The session led into a moderated discussion with Commissioner Karachi, Iftikhar Shallwani; Deputy Director of Communications at K-Electric, Noor Afshan; and Senior Architect at AKTC, Wajahat Ali; moderated by Dr. Noman Ahmed. The Commissioner stated his goal for Karachi to make it a tourist spot and to do that he encourages better preservation of the heritage and making difficult decisions. Noor Afshan, stated that enlistment processes would help K-Electric understand how to develop their plans so that they can provide steady assistance to the areas of heritage sites.

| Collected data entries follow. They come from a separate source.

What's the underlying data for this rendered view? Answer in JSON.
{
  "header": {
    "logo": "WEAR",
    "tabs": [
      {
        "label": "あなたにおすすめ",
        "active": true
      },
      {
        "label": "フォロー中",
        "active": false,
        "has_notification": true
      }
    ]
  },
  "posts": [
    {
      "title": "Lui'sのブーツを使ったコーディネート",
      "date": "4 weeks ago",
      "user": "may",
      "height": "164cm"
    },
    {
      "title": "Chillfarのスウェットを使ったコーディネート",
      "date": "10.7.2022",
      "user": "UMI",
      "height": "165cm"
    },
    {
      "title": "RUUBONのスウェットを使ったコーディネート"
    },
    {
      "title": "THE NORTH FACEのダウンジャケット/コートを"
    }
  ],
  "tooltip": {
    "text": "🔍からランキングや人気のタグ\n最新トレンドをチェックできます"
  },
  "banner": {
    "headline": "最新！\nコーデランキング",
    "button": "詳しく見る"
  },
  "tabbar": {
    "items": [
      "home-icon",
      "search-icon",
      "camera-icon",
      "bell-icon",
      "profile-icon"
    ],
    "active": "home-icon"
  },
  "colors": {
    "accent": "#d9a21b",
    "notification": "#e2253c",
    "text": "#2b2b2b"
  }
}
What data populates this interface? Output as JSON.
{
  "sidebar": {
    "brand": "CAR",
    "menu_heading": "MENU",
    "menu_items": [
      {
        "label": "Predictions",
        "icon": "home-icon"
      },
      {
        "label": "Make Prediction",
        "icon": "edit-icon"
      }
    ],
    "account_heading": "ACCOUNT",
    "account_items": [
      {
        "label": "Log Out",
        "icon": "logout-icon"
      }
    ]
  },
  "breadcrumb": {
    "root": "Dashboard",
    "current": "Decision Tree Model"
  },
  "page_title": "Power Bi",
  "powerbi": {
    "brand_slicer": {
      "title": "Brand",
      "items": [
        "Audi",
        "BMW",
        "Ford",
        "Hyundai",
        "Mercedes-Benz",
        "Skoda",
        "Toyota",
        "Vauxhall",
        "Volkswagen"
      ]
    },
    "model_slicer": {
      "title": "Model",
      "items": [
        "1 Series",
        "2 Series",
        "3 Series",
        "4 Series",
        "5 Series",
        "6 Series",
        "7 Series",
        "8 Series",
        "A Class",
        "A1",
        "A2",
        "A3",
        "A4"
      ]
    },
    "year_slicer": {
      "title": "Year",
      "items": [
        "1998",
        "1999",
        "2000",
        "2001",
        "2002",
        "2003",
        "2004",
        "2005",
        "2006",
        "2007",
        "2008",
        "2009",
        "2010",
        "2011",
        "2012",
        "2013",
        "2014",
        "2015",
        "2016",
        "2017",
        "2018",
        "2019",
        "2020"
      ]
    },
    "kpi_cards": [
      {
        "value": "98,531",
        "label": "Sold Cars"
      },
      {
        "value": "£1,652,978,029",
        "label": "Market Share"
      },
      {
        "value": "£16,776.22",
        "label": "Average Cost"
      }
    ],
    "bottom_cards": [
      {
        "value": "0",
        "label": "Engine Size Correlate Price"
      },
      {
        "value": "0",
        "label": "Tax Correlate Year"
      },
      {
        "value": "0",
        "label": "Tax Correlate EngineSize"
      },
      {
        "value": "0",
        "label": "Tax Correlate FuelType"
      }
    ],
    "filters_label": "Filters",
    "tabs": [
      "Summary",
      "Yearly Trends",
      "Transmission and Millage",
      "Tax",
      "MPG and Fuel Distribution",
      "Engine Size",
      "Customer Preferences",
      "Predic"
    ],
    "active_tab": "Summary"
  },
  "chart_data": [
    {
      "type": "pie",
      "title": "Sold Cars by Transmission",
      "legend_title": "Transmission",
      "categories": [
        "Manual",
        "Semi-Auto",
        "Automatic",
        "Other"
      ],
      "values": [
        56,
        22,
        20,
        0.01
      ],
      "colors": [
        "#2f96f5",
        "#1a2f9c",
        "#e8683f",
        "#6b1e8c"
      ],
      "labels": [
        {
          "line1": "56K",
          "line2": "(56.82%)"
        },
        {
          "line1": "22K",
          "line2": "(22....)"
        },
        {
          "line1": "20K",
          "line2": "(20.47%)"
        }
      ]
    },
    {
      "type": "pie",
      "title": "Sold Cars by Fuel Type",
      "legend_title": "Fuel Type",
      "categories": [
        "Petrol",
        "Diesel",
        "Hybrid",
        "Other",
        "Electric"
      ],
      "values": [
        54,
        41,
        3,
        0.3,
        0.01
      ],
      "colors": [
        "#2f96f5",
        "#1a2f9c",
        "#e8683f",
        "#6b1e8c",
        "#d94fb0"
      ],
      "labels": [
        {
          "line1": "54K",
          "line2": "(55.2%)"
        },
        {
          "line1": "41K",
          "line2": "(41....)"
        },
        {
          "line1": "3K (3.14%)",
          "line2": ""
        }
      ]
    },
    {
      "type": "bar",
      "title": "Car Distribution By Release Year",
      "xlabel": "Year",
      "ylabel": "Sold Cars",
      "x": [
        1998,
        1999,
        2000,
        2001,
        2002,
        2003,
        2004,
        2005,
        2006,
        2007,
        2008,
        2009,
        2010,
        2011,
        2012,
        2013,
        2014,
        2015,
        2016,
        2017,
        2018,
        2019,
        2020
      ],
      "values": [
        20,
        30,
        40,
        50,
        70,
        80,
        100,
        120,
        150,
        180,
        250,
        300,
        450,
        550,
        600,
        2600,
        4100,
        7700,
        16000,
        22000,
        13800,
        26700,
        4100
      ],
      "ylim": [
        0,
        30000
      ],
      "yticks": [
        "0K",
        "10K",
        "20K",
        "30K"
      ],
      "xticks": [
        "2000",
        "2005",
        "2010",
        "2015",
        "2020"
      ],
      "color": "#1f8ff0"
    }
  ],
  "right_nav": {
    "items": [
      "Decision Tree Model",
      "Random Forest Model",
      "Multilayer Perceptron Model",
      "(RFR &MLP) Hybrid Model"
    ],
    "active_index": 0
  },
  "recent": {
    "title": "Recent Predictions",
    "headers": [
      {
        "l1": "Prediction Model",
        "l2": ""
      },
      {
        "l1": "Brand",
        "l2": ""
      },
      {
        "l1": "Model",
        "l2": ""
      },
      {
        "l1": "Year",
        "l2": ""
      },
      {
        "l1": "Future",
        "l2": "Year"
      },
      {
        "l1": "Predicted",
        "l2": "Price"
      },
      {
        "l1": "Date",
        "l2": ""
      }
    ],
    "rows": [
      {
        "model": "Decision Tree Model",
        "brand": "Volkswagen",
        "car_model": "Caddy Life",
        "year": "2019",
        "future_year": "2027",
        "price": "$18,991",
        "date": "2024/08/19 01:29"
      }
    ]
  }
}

The third session of the day explored the people’s perspective, stories of tangible and intangible heritage and their conservation models. The first presenter, Shahid Abdullah, one of the founder of Indus Valley School of Art and Architecture (IVS,) spoke of the IVS building, which was an older building, relocated from Kharadar to Clifton as a unique preservation methodology and adaptive reuse of a structure that otherwise would have been turned to rubble. His presentation, Architecture of Happiness, stated that prioritizing emotional impact over a built environment is more important in heritage preservation and in claiming something as heritage. In contrast to the IVS building, Faryal Sikandar, a professor of adaptive reuse and architecture, spoke on the Story of the Mukhi House. A lavish mansion in Hyderabad, claimed as a heritage site but remains non-functional that leads to disrepair and underutilized because of flaws in the system that disables people from visiting it. Architect Yawar Jilani, highlighted the importance of looking back to know where to go from the present and implored that AKTC should give Karachi a chance just as they have revitalized Lahore.
Marvi Mazhar, conservationist and activist, spoke of the restoration of old Karachi, Pakistan Chowk rehabilitating it for the use of the people inhabiting the area. Following which Dr. Asma Ibrahim, archeologist and architect, mentioned her work in restoring an old imperial building, into what is now known as the State Bank Museum. Two contrasting reuses of heritage sites. Shahrukh Noman, architect and academic, and Tania Ali Soomro spoke on the issues and challenges regarding such reuse and conservation projects, and the challenges ranging from lack of technical support, setting priority to issues in public awareness and consequent environmental problems.
Thanking the participants and speakers once again, Maria Aslam brought the seminar to a restless end. The anxiousness felt as the participants exited the building was perhaps a prelude to what is to come through these exciting discussions, an inspiring time for both the practitioners and the citizens involved. It was an ever so hopeful moment that one is forced to believe – with so many great minds and intentions around – perhaps there is hope for the future of heritage.